Jonathan Wise

Chief Technology Architect
CESMII – The Smart Manufacturing Institute

https://github.com/jwise-mfg

For the past decade, the tech world has been in a desperate search for the “next big thing.” PCs, the web, smart phones, and the Cloud have all sailed past their hype curve and settled out into commodities, new technology is needed to excite the consumer and liberate that sweet, sweet ARR.

For awhile, we thought maybe it was Augmented Reality — but Google only succeeded in making “Glassholes” and Microsoft’s Hololens was too clunky to change the world. Then we had 2022’s simultaneous onslaught of “metaverse” and “crytpo”, both co-opted terms leveraged to describe realities that proved to be entirely underwhelming: crypto crashed, and the metaverse was just Mark Zuckerberg’s latest attempt at relevance under a veneer of Virtual Reality (Hey Mark, the 90s called and wanted you know that VR headsets sucked then, and still suck now!)
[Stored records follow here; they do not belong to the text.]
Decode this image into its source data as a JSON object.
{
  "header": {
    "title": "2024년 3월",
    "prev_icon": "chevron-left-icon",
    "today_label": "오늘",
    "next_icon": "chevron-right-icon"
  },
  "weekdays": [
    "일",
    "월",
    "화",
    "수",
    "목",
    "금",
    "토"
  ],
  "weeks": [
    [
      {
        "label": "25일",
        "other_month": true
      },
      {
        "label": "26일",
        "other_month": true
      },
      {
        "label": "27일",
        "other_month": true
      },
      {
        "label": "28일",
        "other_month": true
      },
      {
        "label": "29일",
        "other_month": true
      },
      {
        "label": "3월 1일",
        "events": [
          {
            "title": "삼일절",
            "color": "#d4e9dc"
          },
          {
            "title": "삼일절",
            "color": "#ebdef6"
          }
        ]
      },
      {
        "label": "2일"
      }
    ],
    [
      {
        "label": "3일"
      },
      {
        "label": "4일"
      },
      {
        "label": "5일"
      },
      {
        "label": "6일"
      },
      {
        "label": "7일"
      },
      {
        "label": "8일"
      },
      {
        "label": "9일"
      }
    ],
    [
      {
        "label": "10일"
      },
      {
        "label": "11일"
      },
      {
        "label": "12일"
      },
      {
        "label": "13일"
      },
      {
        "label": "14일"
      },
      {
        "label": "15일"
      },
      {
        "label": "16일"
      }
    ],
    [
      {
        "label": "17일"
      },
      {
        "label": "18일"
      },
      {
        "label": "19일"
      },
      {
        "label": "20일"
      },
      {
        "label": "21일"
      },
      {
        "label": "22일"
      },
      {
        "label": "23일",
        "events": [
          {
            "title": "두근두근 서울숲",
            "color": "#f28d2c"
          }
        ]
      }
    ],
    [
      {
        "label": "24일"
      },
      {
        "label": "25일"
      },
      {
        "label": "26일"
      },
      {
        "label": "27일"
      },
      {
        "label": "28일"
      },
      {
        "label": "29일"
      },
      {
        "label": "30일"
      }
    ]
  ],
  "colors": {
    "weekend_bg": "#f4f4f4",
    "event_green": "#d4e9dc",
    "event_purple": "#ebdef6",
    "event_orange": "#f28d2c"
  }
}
But 2023 brings a new chance for a dystopian future ruled by technology ripe to abuse the average user. That’s right, Chat is back, and this time its with an algorithm prone to hallucinations!

The fact is, we couldn’t be better primed to accept convincing replies from a text-spouting robot that can’t tell fact from fiction: we’ve been consuming this kind of truthiness from our news media for the past 15 years! And this tech trend seems so great that two of the biggest companies are pivoting themselves around it…

Microsoft, while laying off thousands of employees from unrelated efforts, is spending billions with OpenAI to embed ChatGPT in all their major platforms. Bing always wanted to be an “answers engine” instead of a search engine, now it can give “usefully wrong” answers in full sentences! Developers can subscribe to OpenAI access right from their Cloud developer portal. Teams (that unholy union of Skype and SharePoint) can leverage AI to listen to your meetings and helpfully summarize them. And who wouldn’t want a robot to write your next TPS Report for you in Word, or spruce up your PowerPoints?

Google, who had been more cautious and thoughtful in their approach, is now full steam ahead trying to catch up. Google’s Assistant — already bordering on invasive and creepy — has been reorganized around Bard, their less-convincing chat AI that still manages to be confidently incorrect with startling frequency.

The desperation is frankly palpable: the tech world needs another hit, so ready or not, Large Language Models (LLMs) are here!